I had tears streaming down my face because #1 I was nervous, #2 the Doc was abrupt and not friendly, and #3 the nerve stimulation was very painful. Then when the power went out, I asked the nurse (or tech...I'm not sure who she was) if we were going to have to start over and she just rolled her eyes. Then after a few minutes she finally gave me an answer...Yes...and left the room.
The next thing I know, the doc comes in...says everything is fine and writes me a script for Lyrica. It's for neurological pain. He told me that it was probably nothing more than anxiety and to come back if it got worse.
My mind went blank. I just took the script and a sample and left in a daze. I felt like I had been blown off. I WANTED to know that everything was okay, I don't want to be sick...but I don't feel like they took me seriously either. I don't know what I was expecting, if I was expecting anything at all, but I just don't feel good about the visit. Am I crazy?
#1 It is NOT in my head, nor is it anxiety. I am having real symptoms that someone my age should not be experiencing unless something is not right. If it WAS anxiety, my symptoms would have started a looooong time ago...like when hubby was in Iraq or I thought we were divorcing and I had no money and nowhere to go or when I almost flunked out of nursing school for absentism during the whole bit....NOT NOW when everything is great...finished with school, passed NCLEX, and financially stable.
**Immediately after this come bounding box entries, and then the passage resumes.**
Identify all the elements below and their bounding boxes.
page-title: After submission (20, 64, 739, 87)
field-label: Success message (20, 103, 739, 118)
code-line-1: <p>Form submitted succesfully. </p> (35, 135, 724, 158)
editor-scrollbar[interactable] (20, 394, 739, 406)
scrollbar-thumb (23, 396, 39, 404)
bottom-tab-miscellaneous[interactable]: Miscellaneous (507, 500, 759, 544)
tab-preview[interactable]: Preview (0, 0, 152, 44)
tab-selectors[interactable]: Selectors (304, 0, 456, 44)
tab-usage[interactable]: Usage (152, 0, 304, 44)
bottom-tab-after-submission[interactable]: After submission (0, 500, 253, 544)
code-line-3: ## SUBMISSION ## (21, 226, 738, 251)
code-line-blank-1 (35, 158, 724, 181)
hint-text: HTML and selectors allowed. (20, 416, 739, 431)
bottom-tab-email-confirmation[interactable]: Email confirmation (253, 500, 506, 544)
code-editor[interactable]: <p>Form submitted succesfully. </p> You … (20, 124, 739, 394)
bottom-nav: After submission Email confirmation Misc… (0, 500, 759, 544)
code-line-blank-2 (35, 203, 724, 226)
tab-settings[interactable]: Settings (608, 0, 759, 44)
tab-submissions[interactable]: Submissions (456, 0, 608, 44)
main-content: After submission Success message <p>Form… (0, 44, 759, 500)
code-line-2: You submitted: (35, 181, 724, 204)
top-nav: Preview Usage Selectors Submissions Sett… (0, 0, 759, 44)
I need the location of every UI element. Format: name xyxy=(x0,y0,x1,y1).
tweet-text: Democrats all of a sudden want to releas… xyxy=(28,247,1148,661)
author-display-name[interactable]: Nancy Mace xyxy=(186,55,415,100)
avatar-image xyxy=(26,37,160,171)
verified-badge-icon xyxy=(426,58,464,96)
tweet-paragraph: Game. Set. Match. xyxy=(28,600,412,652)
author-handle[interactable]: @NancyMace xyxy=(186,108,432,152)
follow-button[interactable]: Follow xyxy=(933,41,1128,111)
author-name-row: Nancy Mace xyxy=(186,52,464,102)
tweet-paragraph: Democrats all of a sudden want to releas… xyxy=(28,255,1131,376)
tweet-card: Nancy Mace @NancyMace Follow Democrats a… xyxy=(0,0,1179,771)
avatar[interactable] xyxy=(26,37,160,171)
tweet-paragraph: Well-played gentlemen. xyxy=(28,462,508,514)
#2 Lyrica? It's for nerve pain AND I'm not having nerve pain. AND you can't take it if you are trying to get pregnant AND I am trying to get pregnant. Did he ask that? No. I think it was more of an effort to pacify me than anything else. Like if I left with something in my hand then I would feel like I was properly treated.
There is no telling how much this visit cost me...and I feel like I got nothing from it. Getting a second oppinion is just going to cost me more...but what if something is wrong? Then again, what if it is nothing and I waste more money to be told the same thing. I hate seeing doctors, and I hate it even worse when they find out I'm a nurse. It's like I get treated much differently...like I'm some kind of hypochondriac.